Desvio de função e a Súmula 378 do STJ
O Superior Tribunal de Justiça consolidou no enunciado da Súmula 378 o entendimento de que “reconhecido o desvio de função, o servidor faz jus apenas às diferenças salariais decorrentes” — mas com uma ressalva fundamental que a própria jurisprudência subsequente esclareceu: a regra geral é a impossibilidade de reenquadramento, pois este dependeria de concurso público específico.
Na prática, a aplicação da Súmula 378 tem sido objeto de controvérsia. Parte da jurisprudência reconhece o direito a diferenças salariais como forma de evitar o enriquecimento sem causa da Administração — que se beneficia do trabalho mais qualificado sem pagar por ele.
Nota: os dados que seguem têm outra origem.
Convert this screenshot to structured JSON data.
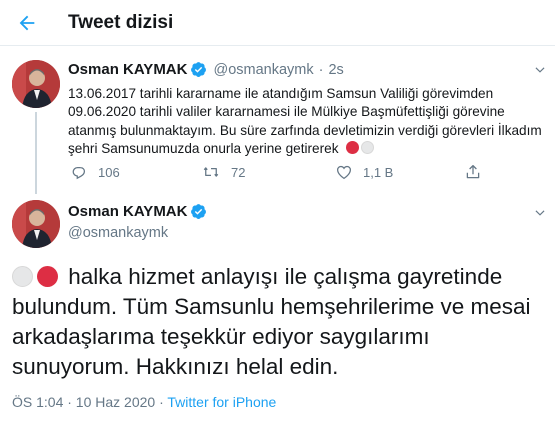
{
  "header": {
    "title": "Tweet dizisi"
  },
  "tweet1": {
    "name": "Osman KAYMAK",
    "handle": "@osmankaymk",
    "separator": "·",
    "time": "2s",
    "text": "13.06.2017 tarihli kararname ile atandığım Samsun Valiliği görevimden 09.06.2020 tarihli valiler kararnamesi  ile Mülkiye Başmüfettişliği görevine atanmış bulunmaktayım. Bu süre zarfında devletimizin verdiği görevleri İlkadım şehri Samsunumuzda onurla yerine getirerek",
    "actions": {
      "replies": "106",
      "retweets": "72",
      "likes": "1,1 B"
    }
  },
  "tweet2": {
    "name": "Osman KAYMAK",
    "handle": "@osmankaymk",
    "text": "halka hizmet anlayışı ile çalışma gayretinde bulundum. Tüm Samsunlu hemşehrilerime ve mesai arkadaşlarıma teşekkür ediyor saygılarımı sunuyorum. Hakkınızı helal edin.",
    "timestamp": "ÖS 1:04 · 10 Haz 2020 · ",
    "source": "Twitter for iPhone"
  },
  "colors": {
    "accent": "#1da1f2",
    "verified": "#1da1f2",
    "secondary_text": "#657786",
    "emoji_red": "#dd2e44",
    "emoji_white": "#e6e7e8"
  },
  "icons": [
    "back-arrow-icon",
    "verified-badge-icon",
    "chevron-down-icon",
    "reply-icon",
    "retweet-icon",
    "like-icon",
    "share-icon"
  ]
}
Outra parte nega as diferenças sob o fundamento de que reconhecê-las equivaleria a chancelar a burla ao concurso. O entendimento predominante no STJ tem sido restritivo quanto ao reenquadramento, mas não necessariamente quanto à indenização por danos.
O que é pacífico: o servidor desviado não pode ser reenquadrado no cargo cujas funções exerce sem ter sido aprovado em concurso público para aquele cargo. O desvio não gera direito adquirido ao exercício das funções desviadas. O servidor tem, contudo, direito ao retorno às funções originárias e, conforme as circunstâncias, à reparação por danos morais.
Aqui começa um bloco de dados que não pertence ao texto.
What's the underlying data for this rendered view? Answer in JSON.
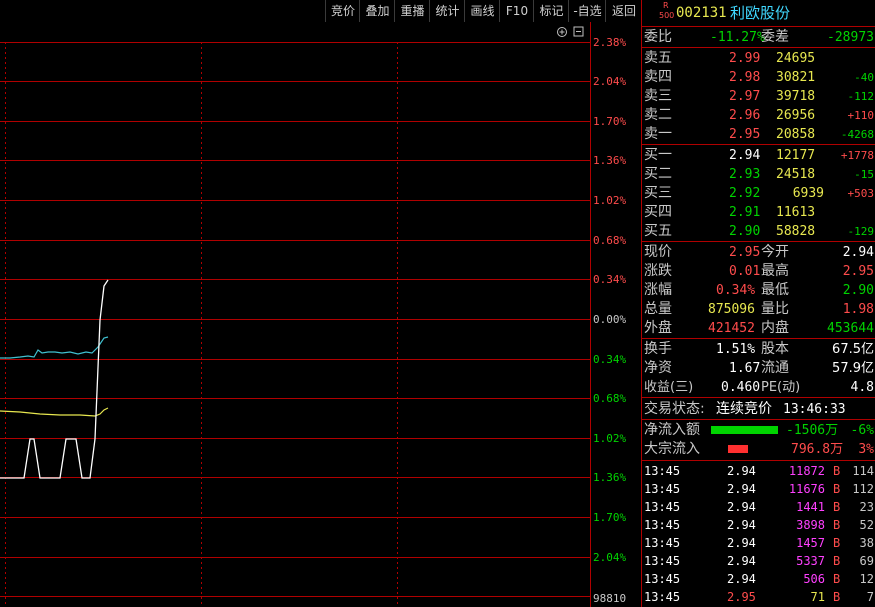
{
  "toolbar": {
    "items": [
      "竞价",
      "叠加",
      "重播",
      "统计",
      "画线",
      "F10",
      "标记",
      "-自选",
      "返回"
    ]
  },
  "chart": {
    "corner_icons": [
      "zoom-in-icon",
      "collapse-icon"
    ],
    "pct_labels_upper": [
      "2.38%",
      "2.04%",
      "1.70%",
      "1.36%",
      "1.02%",
      "0.68%",
      "0.34%"
    ],
    "pct_zero": "0.00%",
    "pct_labels_lower": [
      "0.34%",
      "0.68%",
      "1.02%",
      "1.36%",
      "1.70%",
      "2.04%"
    ],
    "bottom_value": "98810",
    "colors": {
      "grid": "#b00000",
      "price_line": "#ffffff",
      "avg_line": "#e8e850",
      "flow_line": "#40c0d0"
    }
  },
  "stock": {
    "badge_r": "R",
    "badge_500": "500",
    "code": "002131",
    "name": "利欧股份"
  },
  "weibi": {
    "label1": "委比",
    "value1": "-11.27%",
    "label2": "委差",
    "value2": "-28973"
  },
  "sells": [
    {
      "label": "卖五",
      "price": "2.99",
      "vol": "24695",
      "chg": ""
    },
    {
      "label": "卖四",
      "price": "2.98",
      "vol": "30821",
      "chg": "-40"
    },
    {
      "label": "卖三",
      "price": "2.97",
      "vol": "39718",
      "chg": "-112"
    },
    {
      "label": "卖二",
      "price": "2.96",
      "vol": "26956",
      "chg": "+110"
    },
    {
      "label": "卖一",
      "price": "2.95",
      "vol": "20858",
      "chg": "-4268"
    }
  ],
  "buys": [
    {
      "label": "买一",
      "price": "2.94",
      "vol": "12177",
      "chg": "+1778"
    },
    {
      "label": "买二",
      "price": "2.93",
      "vol": "24518",
      "chg": "-15"
    },
    {
      "label": "买三",
      "price": "2.92",
      "vol": "6939",
      "chg": "+503"
    },
    {
      "label": "买四",
      "price": "2.91",
      "vol": "11613",
      "chg": ""
    },
    {
      "label": "买五",
      "price": "2.90",
      "vol": "58828",
      "chg": "-129"
    }
  ],
  "quote": [
    {
      "l1": "现价",
      "v1": "2.95",
      "l2": "今开",
      "v2": "2.94"
    },
    {
      "l1": "涨跌",
      "v1": "0.01",
      "l2": "最高",
      "v2": "2.95"
    },
    {
      "l1": "涨幅",
      "v1": "0.34%",
      "l2": "最低",
      "v2": "2.90"
    },
    {
      "l1": "总量",
      "v1": "875096",
      "l2": "量比",
      "v2": "1.98"
    },
    {
      "l1": "外盘",
      "v1": "421452",
      "l2": "内盘",
      "v2": "453644"
    }
  ],
  "fundamentals": [
    {
      "l1": "换手",
      "v1": "1.51%",
      "l2": "股本",
      "v2": "67.5亿"
    },
    {
      "l1": "净资",
      "v1": "1.67",
      "l2": "流通",
      "v2": "57.9亿"
    },
    {
      "l1": "收益(三)",
      "v1": "0.460",
      "l2": "PE(动)",
      "v2": "4.8"
    }
  ],
  "trade_status": {
    "label": "交易状态:",
    "value": "连续竞价",
    "time": "13:46:33"
  },
  "flows": [
    {
      "label": "净流入额",
      "value": "-1506万",
      "pct": "-6%",
      "bar_color": "#00d400",
      "bar_fraction": 0.72
    },
    {
      "label": "大宗流入",
      "value": "796.8万",
      "pct": "3%",
      "bar_color": "#ff3030",
      "bar_fraction": 0.22
    }
  ],
  "ticks": [
    {
      "time": "13:45",
      "price": "2.94",
      "vol": "11872",
      "side": "B",
      "num": "114"
    },
    {
      "time": "13:45",
      "price": "2.94",
      "vol": "11676",
      "side": "B",
      "num": "112"
    },
    {
      "time": "13:45",
      "price": "2.94",
      "vol": "1441",
      "side": "B",
      "num": "23"
    },
    {
      "time": "13:45",
      "price": "2.94",
      "vol": "3898",
      "side": "B",
      "num": "52"
    },
    {
      "time": "13:45",
      "price": "2.94",
      "vol": "1457",
      "side": "B",
      "num": "38"
    },
    {
      "time": "13:45",
      "price": "2.94",
      "vol": "5337",
      "side": "B",
      "num": "69"
    },
    {
      "time": "13:45",
      "price": "2.94",
      "vol": "506",
      "side": "B",
      "num": "12"
    },
    {
      "time": "13:45",
      "price": "2.95",
      "vol": "71",
      "side": "B",
      "num": "7"
    }
  ]
}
Desvio de função por motivo de doença
Situação especialmente delicada ocorre quando o servidor com limitações de saúde é informalmente deslocado para funções diversas das de seu cargo. Essa prática, embora frequentemente bem-intencionada, é juridicamente irregular. O instrumento correto para essa situação é a readaptação — instituto previsto no art. 24 da Lei 8.112/1990 e em diversos estatutos municipais.
A readaptação é a investidura do servidor em cargo de atribuições e responsabilidades compatíveis com a limitação que tenha sofrido em sua capacidade física ou mental, verificada em inspeção médica. Diferentemente do desvio de função, a readaptação observa procedimento legal: exige laudo médico pericial, compatibilidade de habilitação e escolaridade, e equivalência de vencimentos com o cargo de origem. O servidor readaptado mantém os direitos do cargo anterior.
A designação informal — sem laudo, sem portaria, sem observância dos requisitos legais — configura desvio de função mesmo quando motivada por questões de saúde. O servidor que se encontra nessa situação deve requerer formalmente a instauração do procedimento de readaptação, garantindo regularidade jurídica à sua condição funcional.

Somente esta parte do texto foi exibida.